Jeff Passino
ALEX, 20s to 40s
ALEX is shopping, in the dairy aisle at a Pavilion’s grocery store.
ALEX And here I thought the toughest decision I would make today would be to spend the extra dollar for organic milk or not, but then you want to know . . . what exactly? If we can get back together? And you are seriously not joking about this. You are not another dream or drunken hallucination. And you ARE doing this here in Pavilion’s. Okay.
Obviously, I have had a lot of time to think about this over the past . . . year. Has it really been a year? I guess a couple weeks shy of a year, technically, but it’s felt like a fucking eternity, so let’s just go ahead and round up to a year, shall we?

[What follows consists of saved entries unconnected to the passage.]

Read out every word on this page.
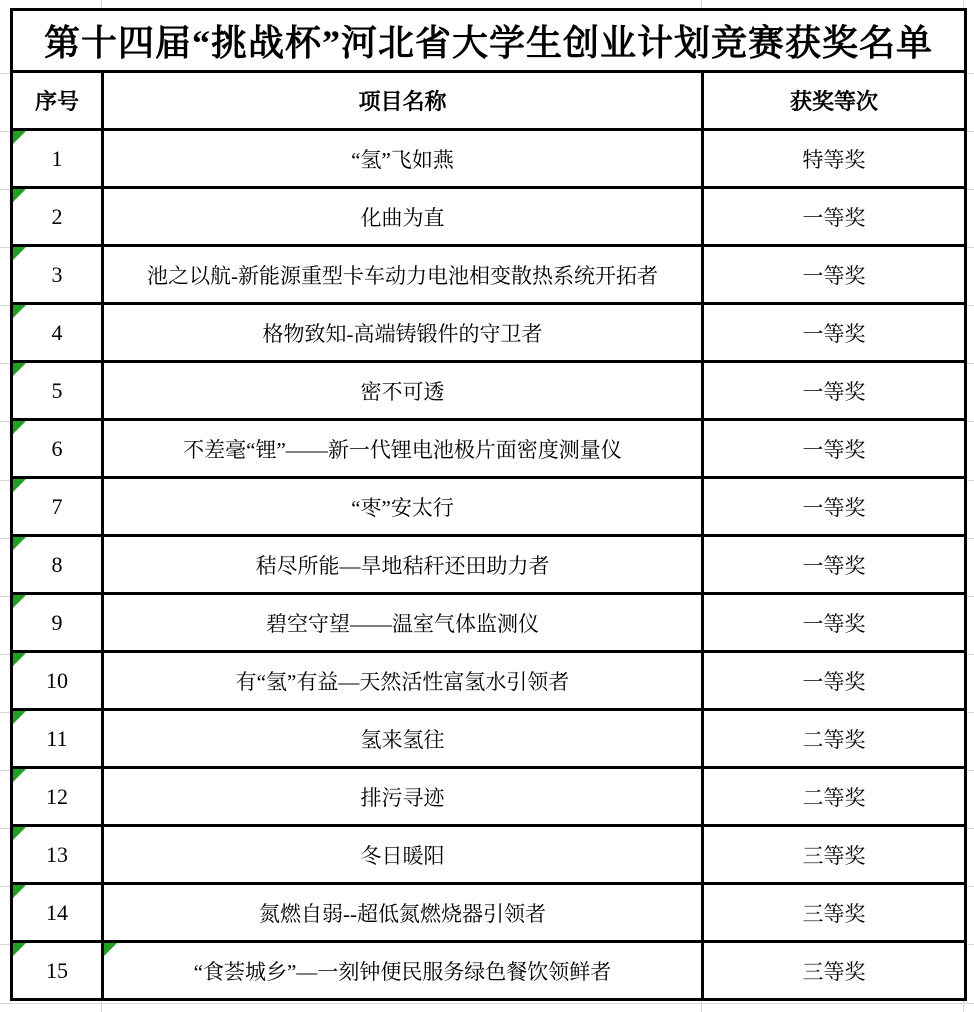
第十四届“挑战杯”河北省大学生创业计划竞赛获奖名单		
序号	项目名称	获奖等次

1	“氢”飞如燕	特等奖

2	化曲为直	一等奖

3	池之以航-新能源重型卡车动力电池相变散热系统开拓者	一等奖

4	格物致知-高端铸锻件的守卫者	一等奖

5	密不可透	一等奖

6	不差毫“锂”——新一代锂电池极片面密度测量仪	一等奖

7	“枣”安太行	一等奖

8	秸尽所能—旱地秸秆还田助力者	一等奖

9	碧空守望——温室气体监测仪	一等奖

10	有“氢”有益—天然活性富氢水引领者	一等奖

11	氢来氢往	二等奖

12	排污寻迹	二等奖

13	冬日暖阳	三等奖

14	氮燃自弱--超低氮燃烧器引领者	三等奖

15	“食荟城乡”—一刻钟便民服务绿色餐饮领鲜者	三等奖
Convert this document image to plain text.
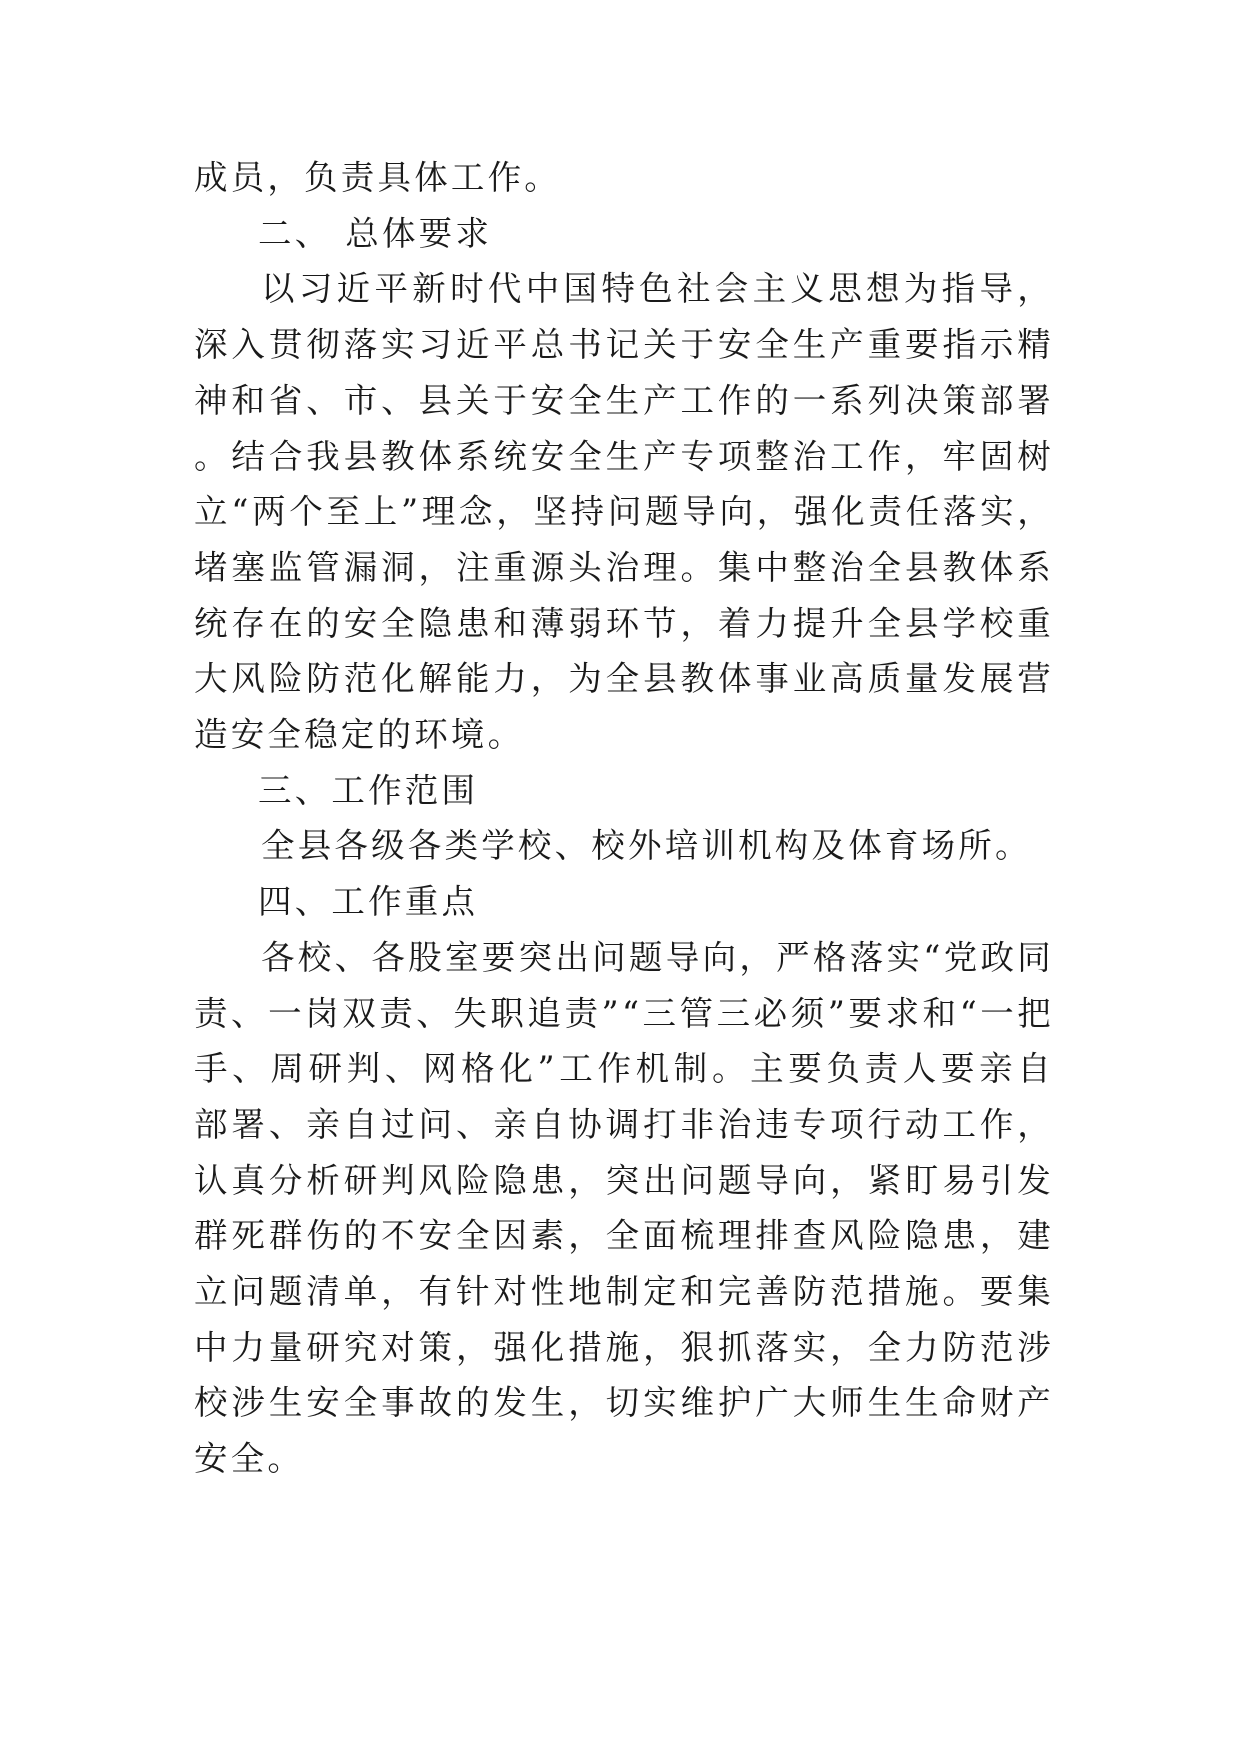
成员，负责具体工作。

二、 总体要求

以习近平新时代中国特色社会主义思想为指导，深入贯彻落实习近平总书记关于安全生产重要指示精神和省、市、县关于安全生产工作的一系列决策部署。结合我县教体系统安全生产专项整治工作，牢固树立“两个至上”理念，坚持问题导向，强化责任落实，堵塞监管漏洞，注重源头治理。集中整治全县教体系统存在的安全隐患和薄弱环节，着力提升全县学校重大风险防范化解能力，为全县教体事业高质量发展营造安全稳定的环境。

三、工作范围

全县各级各类学校、校外培训机构及体育场所。

四、工作重点

各校、各股室要突出问题导向，严格落实“党政同责、一岗双责、失职追责”“三管三必须”要求和“一把手、周研判、网格化”工作机制。主要负责人要亲自部署、亲自过问、亲自协调打非治违专项行动工作，认真分析研判风险隐患，突出问题导向，紧盯易引发群死群伤的不安全因素，全面梳理排查风险隐患，建立问题清单，有针对性地制定和完善防范措施。要集中力量研究对策，强化措施，狠抓落实，全力防范涉校涉生安全事故的发生，切实维护广大师生生命财产安全。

Yes. The answer is yes. I want to get back to what we had. I want to not feel this loneliness or carry around this heavy sadness anymore. I want someone to laugh with about all the stupid shit we say and do. I want to take someone out to eat, to the movies. I want to share the things I love and see them for the first time through new eyes. I want to come home at the end of the day and hear about someone’s day that I actually care about, ’cause Heidi, at work, if I hear one more story about her sister, so help me. But mostly I miss having someone there in bed with me at night. I miss running my fingers down your back and kissing you before I go to sleep. And then, in the morning, waking to see you still sleeping and then annoying the shit out of you ’cause we’ve slept too long and have to get going immediately.
So yes, I absolutely want to get back to all of that. I miss all of that so much, every day. And I have had so much time to realize a lot of the mistakes I made. I relied too heavily on letting my actions speak for themselves about how much I love you. I didn’t take the chance every day to tell you how beautiful I found you. It’s not because you needed it said or like the whole world was ignorant to the fact that you are a knockout, but because you deserve to hear that, every day, and I shouldn’t have kept it to myself. I obviously had my faults. I’ve still got most of them. Quite frankly, I’m still not sure how exactly I am supposed to stop farting in bed. Who goes eight hours WITHOUT farting? It is probably impossible and, if not, then I’m sure unhealthy to do so. That aside, I loved you too quietly. Which I understand the irony, as that was another big complaint about my farting. But I was scared to love you. I was scared you would leave me. And maybe in the end that became a self-fulfilling prophecy. Maybe that is why you left me? Maybe you left ’cause you were too scared of loving me? I don’t really know the answers there, do I? The point is that was a stupid thing for me to do, because no matter how much I would try to act, outwardly, that I wasn’t madly in love with you, it wouldn’t keep that from being a reality inside me, and so ultimately all I was doing was not letting myself live my truth. And that was stupid of me.
So do I want to get back to that time and fix all those parts? Yes, I do. Do I want to get back to having a relationship with the types of moments we shared? Yes, I do. Absolutely. Do I want to get back together with you? No way.
No way, because despite my obvious flaws and despite you being ridiculously good-looking . . . seriously, you’ve done something new with your hair and, though I wouldn’t have thought it possible before, it actually suits you better and is extremely sexy and making it very hard to stand my ground on all of this, but I’ve got to. Regardless, compliments to your hairdresser. Truly. Where was I? Oh yes . . . despite all of that, I was really pretty awesome to you. I took you to amazing places and gave you so many amazing first-time experiences. When you were sick I took you in, with no regard for my own health, and fed you a steady diet of soup, movies, and sleep till you were better. When you would ask me advice on major life decisions, I would give them but then push you to follow YOUR gut, even when that was the opposite of what I really wanted you to do. I wanted you to be and feel like the strong independent woman you are. When you were diagnosed as being allergic to EVERYTHING, I learned every piece of food you were allergic to and made sure there was always multiple things you could eat at my place AND I modified every recipe for every dinner I cooked so that there was no gluten, nuts, soy, dairy, citrus, or celery. So much so that it was as if, for a year, I was allergic and had to stay away from those things as well. By the way, I am sorry if standing here in the milk aisle for so long is causing you to break out in hives. I did a LOT for you. I did it because that is what my love told me to do for you. And in turn your love, what? Told you to stay away from me when I was sick? To get angry at me for not making certain decisions for you? To lie to me? To take advantage of me? To cheat on me? To just one day leave me, and ignore me, pretending that everything we’ve done and gone through never happened for a whole year. I’m sorry, a couple weeks shy of a year. Well I deserve better than someone who treats me like that. That is my truth.
Now if you will excuse me, my cocoa crisps deserve this organic milk.